Foreign investors piled into emerging markets across Asia in the first half of 2017, encouraged by a weaker US dollar, lower bond yields and improving economic conditions.
At $63.6 billion, net foreign capital inflows into bonds and stocks were the largest since the second half of 2012, according to new research from ANZ.
Just have a look at the chart below for evidence as to just how large inflows were during this period, easily reversing the outflows late last year when the US dollar and treasury yields were ripping higher in response to the election of Donald Trump.
“Investor appetite for Asian assets has not been dented by the ongoing policy normalisation by the US Federal Reserve,” said Khoon Goh, head of Asia research at ANZ.

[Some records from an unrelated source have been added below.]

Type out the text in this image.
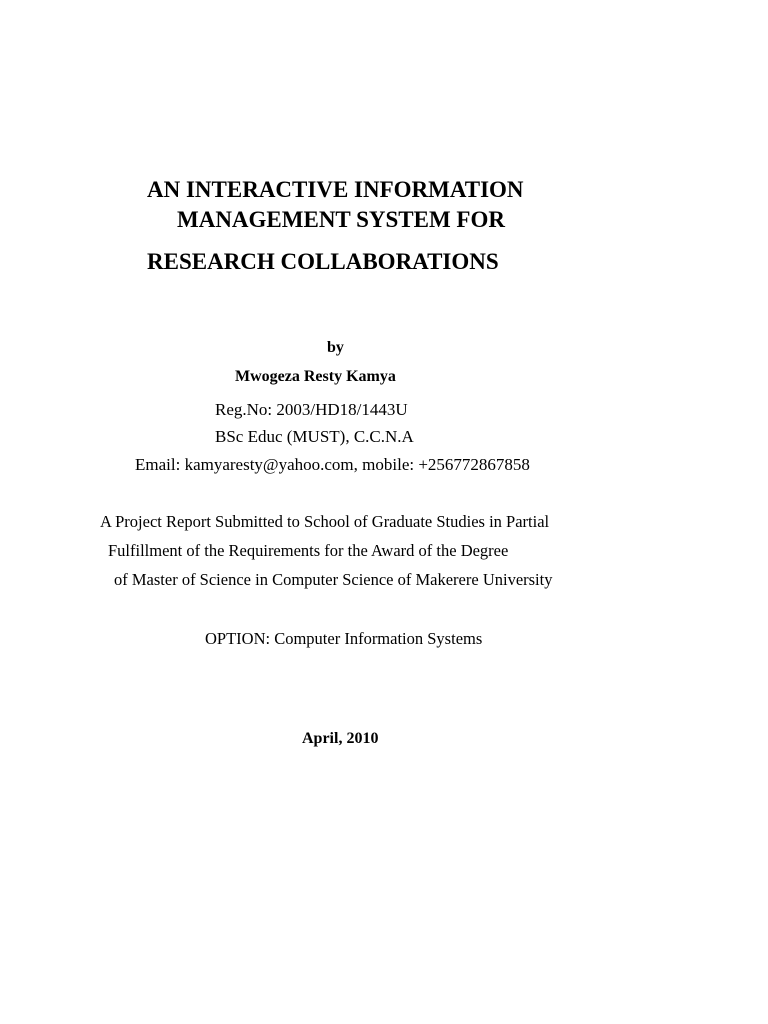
AN INTERACTIVE INFORMATION
MANAGEMENT SYSTEM FOR
RESEARCH COLLABORATIONS
by
Mwogeza Resty Kamya
Reg.No: 2003/HD18/1443U
BSc Educ (MUST), C.C.N.A
Email: kamyaresty@yahoo.com, mobile: +256772867858
A Project Report Submitted to School of Graduate Studies in Partial
Fulfillment of the Requirements for the Award of the Degree
of Master of Science in Computer Science of Makerere University
OPTION: Computer Information Systems
April, 2010
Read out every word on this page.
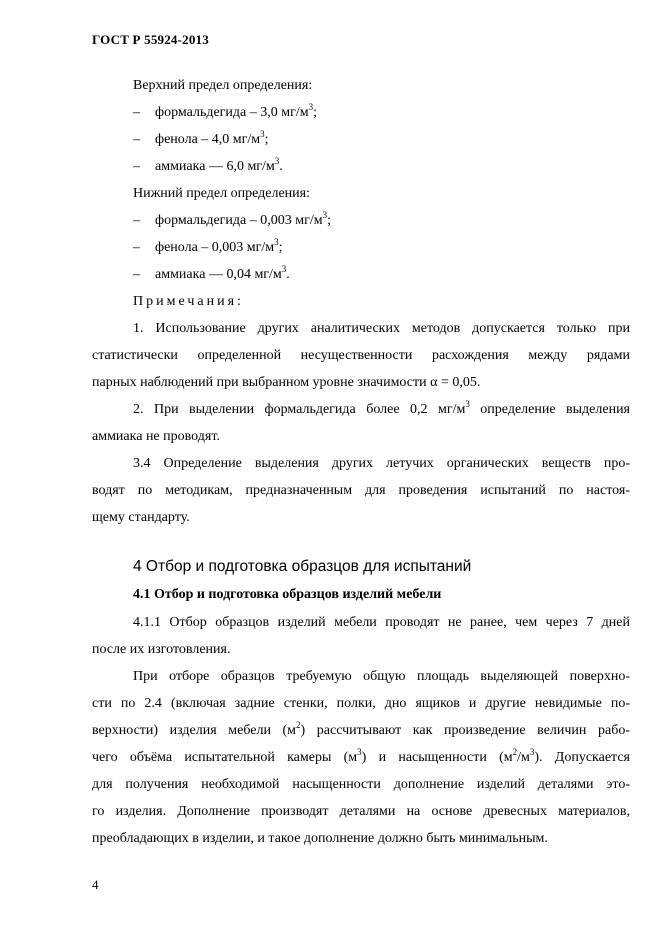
ГОСТ Р 55924-2013
Верхний предел определения:
– формальдегида – 3,0 $мг/м^3$;
– фенола – 4,0 $мг/м^3$;
– аммиака — 6,0 $мг/м^3$.
Нижний предел определения:
– формальдегида – 0,003 $мг/м^3$;
– фенола – 0,003 $мг/м^3$;
– аммиака — 0,04 $мг/м^3$.
Примечания:
1. Использование других аналитических методов допускается только при
статистически определенной несущественности расхождения между рядами
парных наблюдений при выбранном уровне значимости α = 0,05.
2. При выделении формальдегида более 0,2 $мг/м^3$ определение выделения
аммиака не проводят.
3.4 Определение выделения других летучих органических веществ про-
водят по методикам, предназначенным для проведения испытаний по настоя-
щему стандарту.
4 Отбор и подготовка образцов для испытаний
4.1 Отбор и подготовка образцов изделий мебели
4.1.1 Отбор образцов изделий мебели проводят не ранее, чем через 7 дней
после их изготовления.
При отборе образцов требуемую общую площадь выделяющей поверхно-
сти по 2.4 (включая задние стенки, полки, дно ящиков и другие невидимые по-
верхности) изделия мебели $(м^2)$ рассчитывают как произведение величин рабо-
чего объёма испытательной камеры $(м^3)$ и насыщенности $(м^2/м^3)$. Допускается
для получения необходимой насыщенности дополнение изделий деталями это-
го изделия. Дополнение производят деталями на основе древесных материалов,
преобладающих в изделии, и такое дополнение должно быть минимальным.
4
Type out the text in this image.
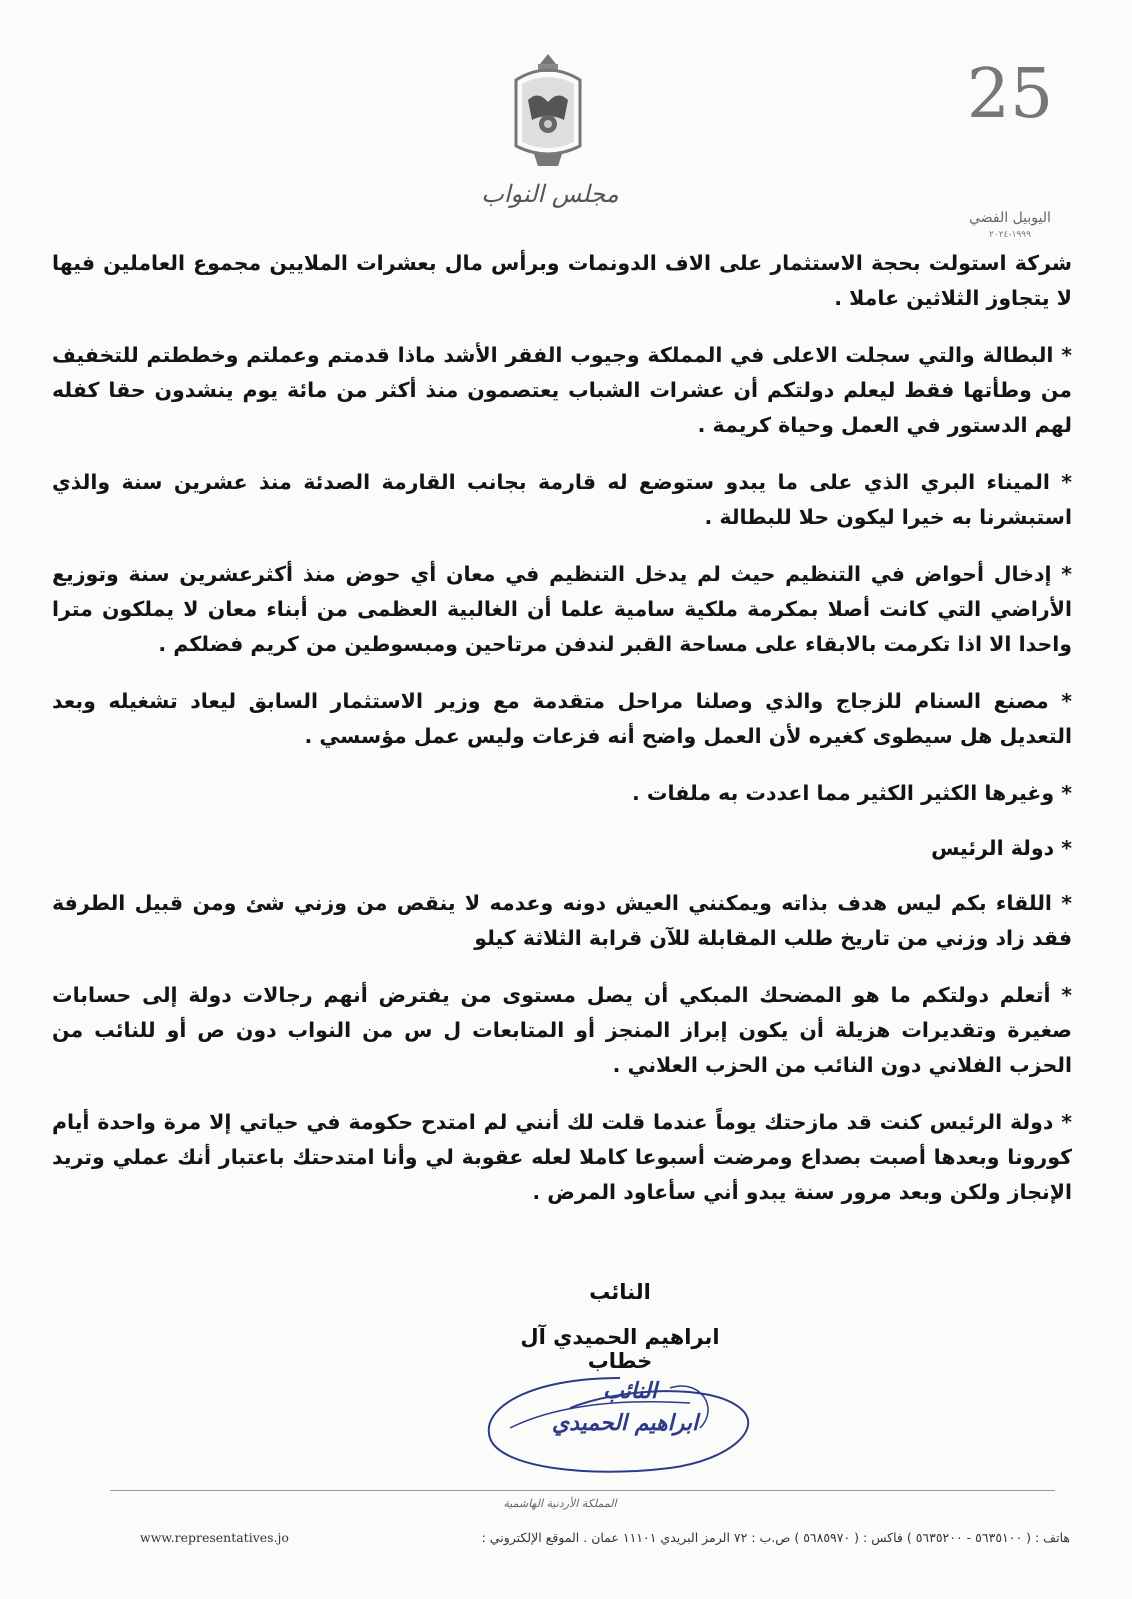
مجلس النواب
25
اليوبيل الفضي
١٩٩٩-٢٠٢٤

شركة استولت بحجة الاستثمار على الاف الدونمات وبرأس مال بعشرات الملايين مجموع العاملين فيها لا يتجاوز الثلاثين عاملا .

* البطالة والتي سجلت الاعلى في المملكة وجيوب الفقر الأشد ماذا قدمتم وعملتم وخططتم للتخفيف من وطأتها فقط ليعلم دولتكم أن عشرات الشباب يعتصمون منذ أكثر من مائة يوم ينشدون حقا كفله لهم الدستور في العمل وحياة كريمة .

* الميناء البري الذي على ما يبدو ستوضع له قارمة بجانب القارمة الصدئة منذ عشرين سنة والذي استبشرنا به خيرا ليكون حلا للبطالة .

* إدخال أحواض في التنظيم حيث لم يدخل التنظيم في معان أي حوض منذ أكثرعشرين سنة وتوزيع الأراضي التي كانت أصلا بمكرمة ملكية سامية علما أن الغالبية العظمى من أبناء معان لا يملكون مترا واحدا الا اذا تكرمت بالابقاء على مساحة القبر لندفن مرتاحين ومبسوطين من كريم فضلكم .

* مصنع السنام للزجاج والذي وصلنا مراحل متقدمة مع وزير الاستثمار السابق ليعاد تشغيله وبعد التعديل هل سيطوى كغيره لأن العمل واضح أنه فزعات وليس عمل مؤسسي .

* وغيرها الكثير الكثير مما اعددت به ملفات .

* دولة الرئيس

* اللقاء بكم ليس هدف بذاته ويمكنني العيش دونه وعدمه لا ينقص من وزني شئ ومن قبيل الطرفة فقد زاد وزني من تاريخ طلب المقابلة للآن قرابة الثلاثة كيلو

* أتعلم دولتكم ما هو المضحك المبكي أن يصل مستوى من يفترض أنهم رجالات دولة إلى حسابات صغيرة وتقديرات هزيلة أن يكون إبراز المنجز أو المتابعات ل س من النواب دون ص أو للنائب من الحزب الفلاني دون النائب من الحزب العلاني .

* دولة الرئيس كنت قد مازحتك يوماً عندما قلت لك أنني لم امتدح حكومة في حياتي إلا مرة واحدة أيام كورونا وبعدها أصبت بصداع ومرضت أسبوعا كاملا لعله عقوبة لي وأنا امتدحتك باعتبار أنك عملي وتريد الإنجاز ولكن وبعد مرور سنة يبدو أني سأعاود المرض .

النائب
ابراهيم الحميدي آل خطاب
النائب
ابراهيم الحميدي
المملكة الأردنية الهاشمية
هاتف : ( ٥٦٣٥١٠٠ - ٥٦٣٥٢٠٠ ) فاكس : ( ٥٦٨٥٩٧٠ ) ص.ب : ٧٢ الرمز البريدي ١١١٠١ عمان . الموقع الإلكتروني :
www.representatives.jo
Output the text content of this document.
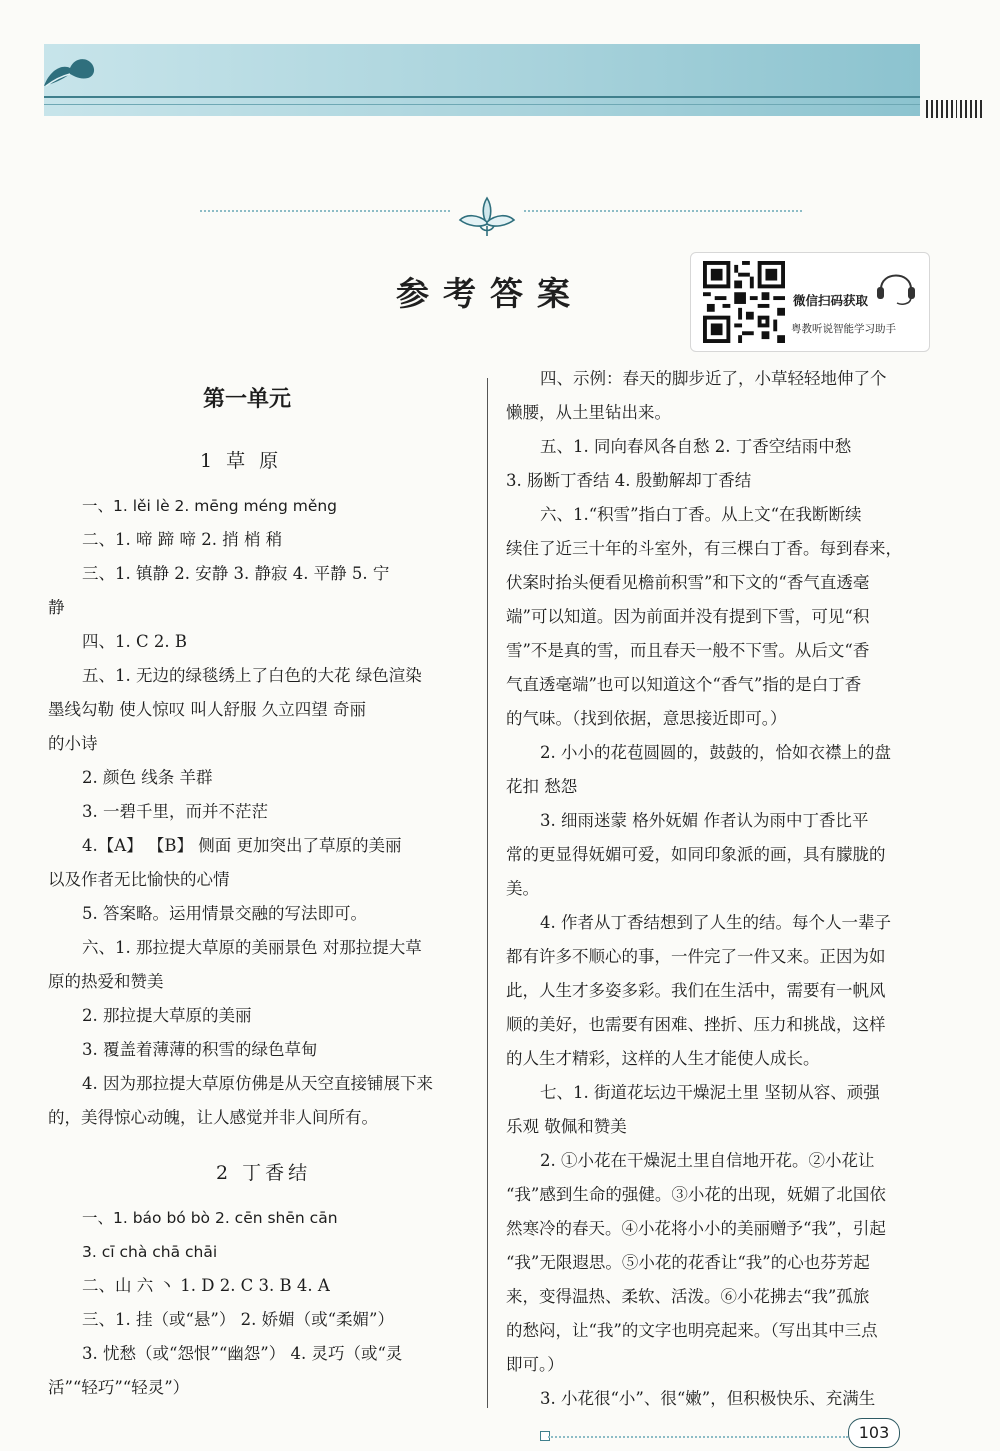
参考答案	微信扫码获取
粤教听说智能学习助手
第一单元
1 草 原
一、1. lěi lè 2. mēng méng měng
二、1. 啼 蹄 啼 2. 捎 梢 稍
三、1. 镇静 2. 安静 3. 静寂 4. 平静 5. 宁
静
四、1. C 2. B
五、1. 无边的绿毯绣上了白色的大花 绿色渲染
墨线勾勒 使人惊叹 叫人舒服 久立四望 奇丽
的小诗
2. 颜色 线条 羊群
3. 一碧千里，而并不茫茫
4.【A】 【B】 侧面 更加突出了草原的美丽
以及作者无比愉快的心情
5. 答案略。运用情景交融的写法即可。
六、1. 那拉提大草原的美丽景色 对那拉提大草
原的热爱和赞美
2. 那拉提大草原的美丽
3. 覆盖着薄薄的积雪的绿色草甸
4. 因为那拉提大草原仿佛是从天空直接铺展下来
的，美得惊心动魄，让人感觉并非人间所有。
2 丁香结
一、1. báo bó bò 2. cēn shēn cān
3. cī chà chā chāi
二、山 六 丶 1. D 2. C 3. B 4. A
三、1. 挂（或“悬”） 2. 娇媚（或“柔媚”）
3. 忧愁（或“怨恨”“幽怨”） 4. 灵巧（或“灵
活”“轻巧”“轻灵”）
四、示例：春天的脚步近了，小草轻轻地伸了个
懒腰，从土里钻出来。
五、1. 同向春风各自愁 2. 丁香空结雨中愁
3. 肠断丁香结 4. 殷勤解却丁香结
六、1.“积雪”指白丁香。从上文“在我断断续
续住了近三十年的斗室外，有三棵白丁香。每到春来，
伏案时抬头便看见檐前积雪”和下文的“香气直透毫
端”可以知道。因为前面并没有提到下雪，可见“积
雪”不是真的雪，而且春天一般不下雪。从后文“香
气直透毫端”也可以知道这个“香气”指的是白丁香
的气味。（找到依据，意思接近即可。）
2. 小小的花苞圆圆的，鼓鼓的，恰如衣襟上的盘
花扣 愁怨
3. 细雨迷蒙 格外妩媚 作者认为雨中丁香比平
常的更显得妩媚可爱，如同印象派的画，具有朦胧的
美。
4. 作者从丁香结想到了人生的结。每个人一辈子
都有许多不顺心的事，一件完了一件又来。正因为如
此，人生才多姿多彩。我们在生活中，需要有一帆风
顺的美好，也需要有困难、挫折、压力和挑战，这样
的人生才精彩，这样的人生才能使人成长。
七、1. 街道花坛边干燥泥土里 坚韧从容、顽强
乐观 敬佩和赞美
2. ①小花在干燥泥土里自信地开花。②小花让
“我”感到生命的强健。③小花的出现，妩媚了北国依
然寒冷的春天。④小花将小小的美丽赠予“我”，引起
“我”无限遐思。⑤小花的花香让“我”的心也芬芳起
来，变得温热、柔软、活泼。⑥小花拂去“我”孤旅
的愁闷，让“我”的文字也明亮起来。（写出其中三点
即可。）
3. 小花很“小”、很“嫩”，但积极快乐、充满生
103
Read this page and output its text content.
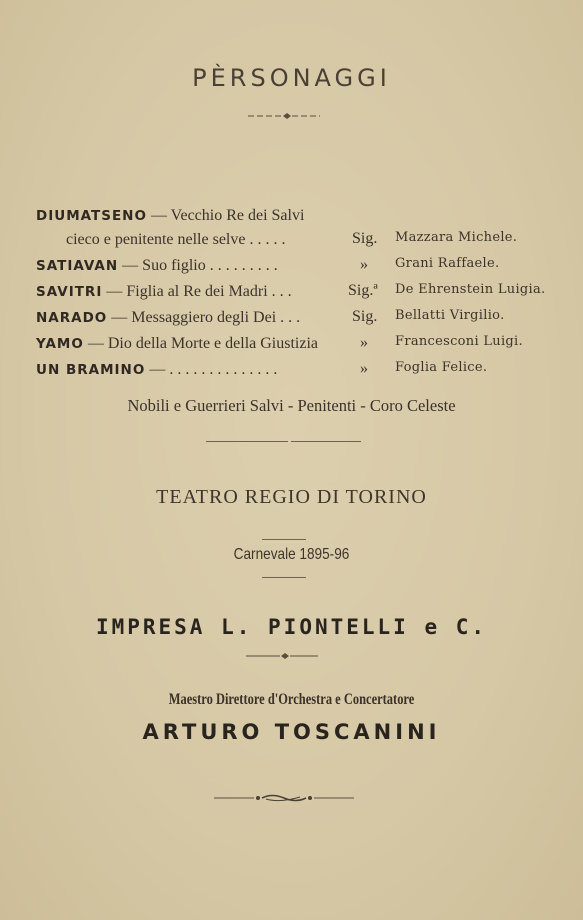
PÈRSONAGGI
DIUMATSENO — Vecchio Re dei Salvi
cieco e penitente nelle selve . . . . .	Sig.	Mazzara Michele.
SATIAVAN — Suo figlio . . . . . . . . .	»	Grani Raffaele.
SAVITRI — Figlia al Re dei Madri . . .	Sig.ª	De Ehrenstein Luigia.
NARADO — Messaggiero degli Dei . . .	Sig.	Bellatti Virgilio.
YAMO — Dio della Morte e della Giustizia	»	Francesconi Luigi.
UN BRAMINO — . . . . . . . . . . . . . .	»	Foglia Felice.
Nobili e Guerrieri Salvi - Penitenti - Coro Celeste
TEATRO REGIO DI TORINO
Carnevale 1895-96
IMPRESA L. PIONTELLI e C.
Maestro Direttore d'Orchestra e Concertatore
ARTURO TOSCANINI
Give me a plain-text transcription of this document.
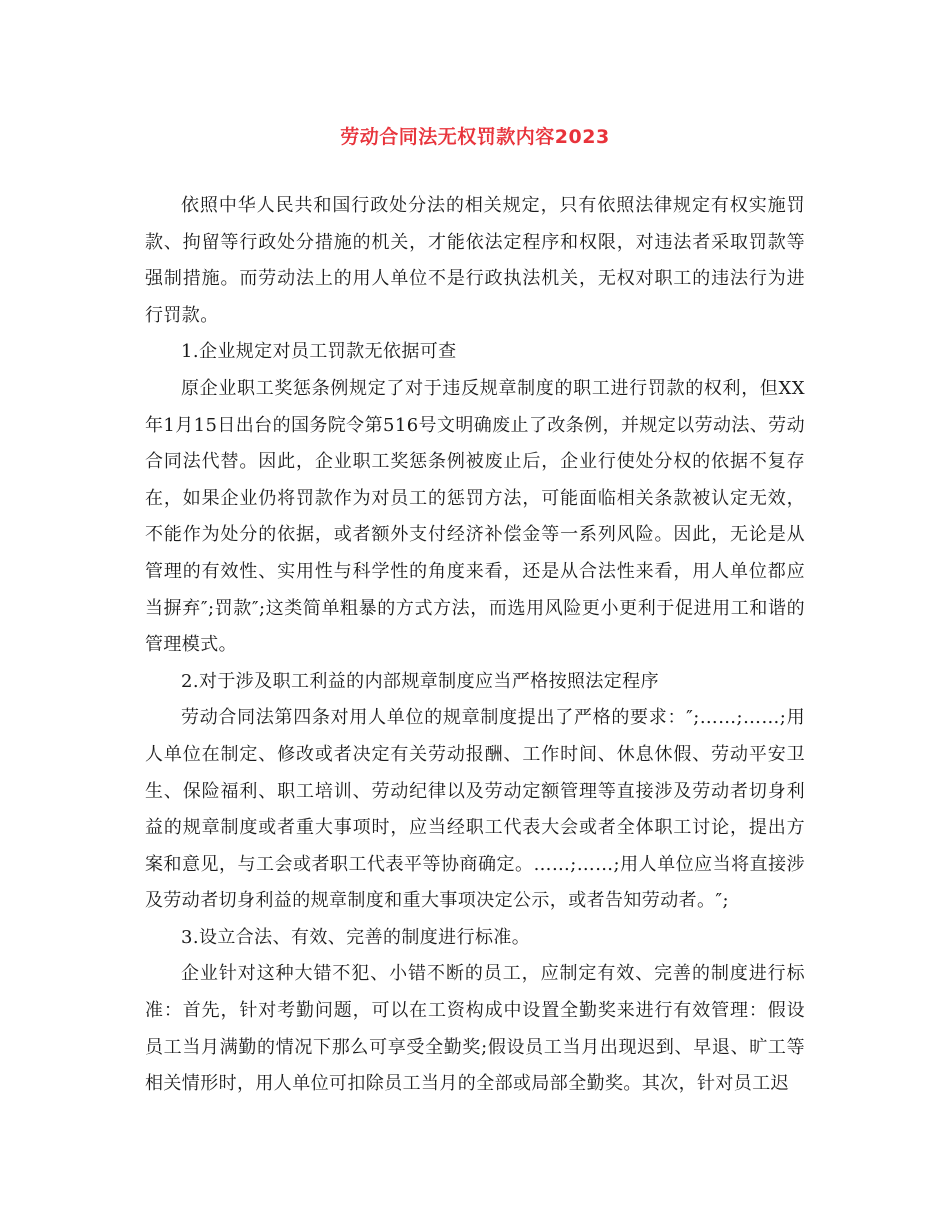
劳动合同法无权罚款内容2023

依照中华人民共和国行政处分法的相关规定，只有依照法律规定有权实施罚款、拘留等行政处分措施的机关，才能依法定程序和权限，对违法者采取罚款等强制措施。而劳动法上的用人单位不是行政执法机关，无权对职工的违法行为进行罚款。

1.企业规定对员工罚款无依据可查

原企业职工奖惩条例规定了对于违反规章制度的职工进行罚款的权利，但XX年1月15日出台的国务院令第516号文明确废止了改条例，并规定以劳动法、劳动合同法代替。因此，企业职工奖惩条例被废止后，企业行使处分权的依据不复存在，如果企业仍将罚款作为对员工的惩罚方法，可能面临相关条款被认定无效，不能作为处分的依据，或者额外支付经济补偿金等一系列风险。因此，无论是从管理的有效性、实用性与科学性的角度来看，还是从合法性来看，用人单位都应当摒弃″;罚款″;这类简单粗暴的方式方法，而选用风险更小更利于促进用工和谐的管理模式。

2.对于涉及职工利益的内部规章制度应当严格按照法定程序

劳动合同法第四条对用人单位的规章制度提出了严格的要求：″;……;……;用人单位在制定、修改或者决定有关劳动报酬、工作时间、休息休假、劳动平安卫生、保险福利、职工培训、劳动纪律以及劳动定额管理等直接涉及劳动者切身利益的规章制度或者重大事项时，应当经职工代表大会或者全体职工讨论，提出方案和意见，与工会或者职工代表平等协商确定。……;……;用人单位应当将直接涉及劳动者切身利益的规章制度和重大事项决定公示，或者告知劳动者。″;

3.设立合法、有效、完善的制度进行标准。

企业针对这种大错不犯、小错不断的员工，应制定有效、完善的制度进行标准：首先，针对考勤问题，可以在工资构成中设置全勤奖来进行有效管理：假设员工当月满勤的情况下那么可享受全勤奖;假设员工当月出现迟到、早退、旷工等相关情形时，用人单位可扣除员工当月的全部或局部全勤奖。其次，针对员工迟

“India was once again the largest recipient of foreign investor flows, accounting for half of the total inflows to the region, most of which went to the Indian debt market.
“South Korea accounted for a further third of the region’s total inflows in June.”
Unsurprisingly, both Indian and South Korean stocks surged over the half, hitting the highest levels on record.
However, things have changed recently.
The US Federal Reserve appears set to begin reducing the size of its balance sheet, while other major central banks have also signaled that a normalisation in monetary policy away from emergency settings is also likely occur, creating a headwind for capital inflows to Asia as monetary conditions begin to tighten.
To Goh, conditions for further strong inflows into Asia are now looking less conducive than earlier this year, something he says could lead to renewed declines in asset prices across the region.
“Should we see a synchronised removal of accommodation by the G7 central banks, this will reduce global liquidity as well as push global bond yields higher,” he says. “This will eventually lead to some unwinding of the strong inflows into Asia, which will impact negatively on the region’s asset prices.”
After such as solid run, that sounds like a warning that it could be time to take some money off the table.